CHRIS

I TRIED TO FOCUS ON my journal, instead of watching Maia. I flipped to a clean page and started a small sketch—it was scribbly and hesitant—not good at all. That wasn’t the point, though.

I wasn’t being nearly as stealthy about it as I should’ve been; she’d caught me staring at her at least a dozen times over the course of the last thirty minutes. When I looked up at her the next time, she had set her pen down and was leaning back on her hands, looking toward the open door outside. I placed my pen in the page and closed my journal.

When she looked back over at me, I asked her, “What were you drawing?”

“I wasn’t drawing,” she answered.

She studied her sketchbook for a moment, and when she finally turned it around so I could see, I felt my heart in my throat, pulsing. I had seen that quote many times before—it was my mother’s favorite. She even had it on several items in our house: a bookmark she always used, the cover of a day planner she kept at her desk, and in my parents’ bedroom it was printed on one of those wall plaques that you find in home stores, made of reclaimed wood with the words painted on or airbrushed, or something like that.

Maia licked her lips and read the words on the page out loud, her voice smooth and even: “We don’t see things as they are”—she paused, and her eyes met mine for just a moment before she continued—“we see them as we are.”

Then she bit her bottom lip as she waited for my reaction.

“Okay, that’s bizarre,” I finally managed to verbalize.

“Why?” She looked at the page again, then back at me.

“Why did you write that?”

“I just saw it, and it’s been stuck in my head, is all.” She was squinting hard at me, her eyes crinkling at the edges. “What, have you seen this before?” she asked.

I nodded. “It’s my mother’s favorite quote. She has it everywhere.”

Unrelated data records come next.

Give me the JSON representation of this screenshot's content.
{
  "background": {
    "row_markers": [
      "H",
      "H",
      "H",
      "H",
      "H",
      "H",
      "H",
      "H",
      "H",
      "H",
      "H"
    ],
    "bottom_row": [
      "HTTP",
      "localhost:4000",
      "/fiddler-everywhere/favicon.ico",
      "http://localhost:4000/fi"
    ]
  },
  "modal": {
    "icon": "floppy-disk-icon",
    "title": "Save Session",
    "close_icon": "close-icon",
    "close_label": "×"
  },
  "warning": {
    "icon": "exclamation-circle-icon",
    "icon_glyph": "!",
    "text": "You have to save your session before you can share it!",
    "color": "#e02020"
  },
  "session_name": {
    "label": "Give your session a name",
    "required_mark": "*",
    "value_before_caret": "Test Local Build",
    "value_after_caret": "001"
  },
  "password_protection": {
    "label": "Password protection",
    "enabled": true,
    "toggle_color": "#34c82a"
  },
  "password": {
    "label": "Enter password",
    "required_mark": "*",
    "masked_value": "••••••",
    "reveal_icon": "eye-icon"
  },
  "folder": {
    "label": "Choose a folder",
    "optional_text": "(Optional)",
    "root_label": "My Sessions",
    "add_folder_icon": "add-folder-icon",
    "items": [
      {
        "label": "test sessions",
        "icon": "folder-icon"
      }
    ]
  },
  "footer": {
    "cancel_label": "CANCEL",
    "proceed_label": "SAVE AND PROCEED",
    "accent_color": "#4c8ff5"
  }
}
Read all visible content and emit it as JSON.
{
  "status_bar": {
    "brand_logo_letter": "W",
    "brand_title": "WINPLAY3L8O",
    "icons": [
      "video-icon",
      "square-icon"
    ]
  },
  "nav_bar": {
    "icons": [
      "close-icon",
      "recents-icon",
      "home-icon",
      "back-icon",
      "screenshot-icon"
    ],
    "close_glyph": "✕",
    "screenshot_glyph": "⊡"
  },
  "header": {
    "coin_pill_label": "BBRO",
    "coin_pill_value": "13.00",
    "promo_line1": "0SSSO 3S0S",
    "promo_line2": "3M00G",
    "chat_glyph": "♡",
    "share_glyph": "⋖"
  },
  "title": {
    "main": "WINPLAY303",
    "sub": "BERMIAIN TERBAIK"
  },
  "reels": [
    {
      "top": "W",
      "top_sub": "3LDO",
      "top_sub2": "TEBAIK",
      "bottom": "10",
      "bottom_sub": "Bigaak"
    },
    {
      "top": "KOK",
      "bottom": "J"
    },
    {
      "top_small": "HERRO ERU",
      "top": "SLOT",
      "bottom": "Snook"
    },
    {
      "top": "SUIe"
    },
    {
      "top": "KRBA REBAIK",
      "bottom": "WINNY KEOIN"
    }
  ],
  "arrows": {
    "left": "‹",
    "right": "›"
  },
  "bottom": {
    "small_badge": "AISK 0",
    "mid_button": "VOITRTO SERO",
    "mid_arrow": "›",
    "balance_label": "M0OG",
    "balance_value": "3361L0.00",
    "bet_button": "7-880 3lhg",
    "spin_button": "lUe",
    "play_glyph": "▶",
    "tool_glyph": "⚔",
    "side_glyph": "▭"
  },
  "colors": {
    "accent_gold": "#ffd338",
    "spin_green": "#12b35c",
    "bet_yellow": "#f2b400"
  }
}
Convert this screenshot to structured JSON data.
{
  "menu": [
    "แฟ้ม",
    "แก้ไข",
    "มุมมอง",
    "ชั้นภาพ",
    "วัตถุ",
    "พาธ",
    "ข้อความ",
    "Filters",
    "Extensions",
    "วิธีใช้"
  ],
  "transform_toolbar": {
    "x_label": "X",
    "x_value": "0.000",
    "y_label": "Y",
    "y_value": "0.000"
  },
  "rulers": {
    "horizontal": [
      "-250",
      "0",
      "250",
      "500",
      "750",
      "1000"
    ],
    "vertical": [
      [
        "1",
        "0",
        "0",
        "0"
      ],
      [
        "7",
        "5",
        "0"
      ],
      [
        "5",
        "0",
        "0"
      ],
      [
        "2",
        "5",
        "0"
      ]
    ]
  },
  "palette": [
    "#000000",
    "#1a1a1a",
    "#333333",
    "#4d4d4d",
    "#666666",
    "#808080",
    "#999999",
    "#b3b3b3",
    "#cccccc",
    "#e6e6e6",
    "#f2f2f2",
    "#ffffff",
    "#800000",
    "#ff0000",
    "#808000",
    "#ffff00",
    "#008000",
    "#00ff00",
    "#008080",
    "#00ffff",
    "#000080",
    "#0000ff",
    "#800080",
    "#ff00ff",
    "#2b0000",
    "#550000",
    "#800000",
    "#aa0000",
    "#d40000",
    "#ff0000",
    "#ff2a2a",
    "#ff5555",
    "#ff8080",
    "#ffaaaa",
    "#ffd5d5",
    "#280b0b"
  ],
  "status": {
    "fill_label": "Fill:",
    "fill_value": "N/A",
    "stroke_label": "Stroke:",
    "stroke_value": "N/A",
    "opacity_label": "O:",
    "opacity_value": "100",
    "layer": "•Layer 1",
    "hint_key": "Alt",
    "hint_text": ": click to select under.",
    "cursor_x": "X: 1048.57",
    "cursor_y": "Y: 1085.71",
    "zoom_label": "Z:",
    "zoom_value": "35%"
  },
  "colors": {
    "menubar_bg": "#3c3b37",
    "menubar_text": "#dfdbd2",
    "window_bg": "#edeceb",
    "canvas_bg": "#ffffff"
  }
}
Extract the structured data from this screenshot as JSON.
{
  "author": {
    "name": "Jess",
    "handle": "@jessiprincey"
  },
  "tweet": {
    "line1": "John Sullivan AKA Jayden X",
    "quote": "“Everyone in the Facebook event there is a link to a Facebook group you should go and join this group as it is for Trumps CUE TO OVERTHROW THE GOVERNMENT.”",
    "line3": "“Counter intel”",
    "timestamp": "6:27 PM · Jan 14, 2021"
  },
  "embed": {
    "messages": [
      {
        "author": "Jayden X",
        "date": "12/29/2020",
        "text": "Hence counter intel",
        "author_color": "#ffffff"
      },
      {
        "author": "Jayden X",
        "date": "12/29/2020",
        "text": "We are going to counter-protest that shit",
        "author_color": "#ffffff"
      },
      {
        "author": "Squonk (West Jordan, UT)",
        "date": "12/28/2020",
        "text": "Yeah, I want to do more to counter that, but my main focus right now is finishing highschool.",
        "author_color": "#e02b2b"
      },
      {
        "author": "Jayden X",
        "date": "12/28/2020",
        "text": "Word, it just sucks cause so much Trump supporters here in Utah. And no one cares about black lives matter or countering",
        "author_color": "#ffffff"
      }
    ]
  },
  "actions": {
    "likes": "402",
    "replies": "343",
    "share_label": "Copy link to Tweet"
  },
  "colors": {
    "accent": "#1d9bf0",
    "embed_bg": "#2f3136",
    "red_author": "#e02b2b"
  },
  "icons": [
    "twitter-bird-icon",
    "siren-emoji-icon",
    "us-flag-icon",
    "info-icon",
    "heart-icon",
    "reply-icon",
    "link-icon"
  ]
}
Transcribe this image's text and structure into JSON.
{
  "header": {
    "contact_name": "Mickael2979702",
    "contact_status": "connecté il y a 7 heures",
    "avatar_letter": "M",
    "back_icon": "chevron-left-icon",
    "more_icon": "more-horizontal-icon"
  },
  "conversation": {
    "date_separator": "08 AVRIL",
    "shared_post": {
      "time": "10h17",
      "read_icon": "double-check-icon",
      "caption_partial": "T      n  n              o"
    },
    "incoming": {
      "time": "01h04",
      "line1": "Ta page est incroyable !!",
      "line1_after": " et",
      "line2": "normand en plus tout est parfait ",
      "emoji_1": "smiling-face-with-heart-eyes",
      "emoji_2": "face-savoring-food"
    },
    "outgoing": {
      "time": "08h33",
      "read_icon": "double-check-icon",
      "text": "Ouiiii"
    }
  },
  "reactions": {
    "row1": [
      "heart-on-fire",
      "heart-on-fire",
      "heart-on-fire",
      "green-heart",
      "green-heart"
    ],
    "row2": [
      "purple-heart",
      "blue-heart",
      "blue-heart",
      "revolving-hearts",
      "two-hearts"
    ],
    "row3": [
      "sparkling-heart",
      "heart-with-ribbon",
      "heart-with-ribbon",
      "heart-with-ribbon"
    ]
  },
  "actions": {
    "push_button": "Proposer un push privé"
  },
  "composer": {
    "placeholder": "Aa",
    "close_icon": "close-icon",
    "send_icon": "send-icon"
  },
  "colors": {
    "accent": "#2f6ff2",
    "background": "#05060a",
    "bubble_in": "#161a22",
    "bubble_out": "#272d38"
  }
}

Maia leaned forward, inched herself closer to me, like I’d just told her something huge. She was beaming out this incredible smile at me. This was the most excited I’d seen her since we were in the car and she was telling me about her dreams of traveling the world as a photographer.

“What do you think it means?” She was looking so deeply into my eyes, I could barely think straight.

“I—I guess it means . . . ,” I began, only to realize that maybe I didn’t actually know what it meant. “I’m not really sure.”

“Yeah, me neither.” She turned the sketchbook back around so that it was facing her again. “That’s what I’ve been trying to figure out.”

“Have you checked the interwebs?” I asked.

“Yes,” she said, but she was shaking her head. “Hey, maybe you could ask your mom what she thinks?”

I laughed.

“Or not,” she added.

“No, maybe I could,” I said. “After she starts talking to me again.”

“Sorry. I shouldn’t have—”

“No, please. It’s totally fine, really.”

She smiled in this pinched, apologetic way. After waiting a beat, she seemed to have decided to change the subject. “So, what were you writing?” she asked, looking at my journal, which was still sitting closed in my lap.

“Actually, I wasn’t,” I admitted. “I was drawing.”

Her eyes widened, and she sounded surprised when she said, “You draw?”

“No. Not well, anyway!”

She laughed, then inched herself forward just a little more, leaning like she was trying to see over the top of the notebook. Something inside me said I shouldn’t show her. If I didn’t show her, that old logic told me, then I wouldn’t have to feel all the things she made me feel—terrified and hopeful, all at the same time, for wanting something I had been telling myself I couldn’t have.

But another part of me, the newer part that somehow had manifested itself in this middle-of-nowhere town over the past month, that part knew it was too late. In spite of my best efforts, I had fallen for Maia. Hard. It was not just a crush, not a simple chemical reaction my brain was manufacturing. This was the real thing.

“Can I see?” she finally asked.

I opened my journal and removed the pen from the binding. I examined the scribbly drawing for another moment. Before I could change my mind again, I turned it for her to see. She reached out and ran her fingers over the indented hatch marks my pen had made, but the way it sent tingles through me, she may as well have been running her fingers over my skin. I watched her face carefully as she leaned into the space between us.

We were so close, I could hear the breath she took before she asked, “Is that me?”

The picture was of her. But it was of me, too. It was me seeing her. I wasn’t sure how to say that, though, so I just nodded. It was everything. It was too much. I knew what would happen if our eyes met again.

I couldn’t. I was a coward. I had to look away.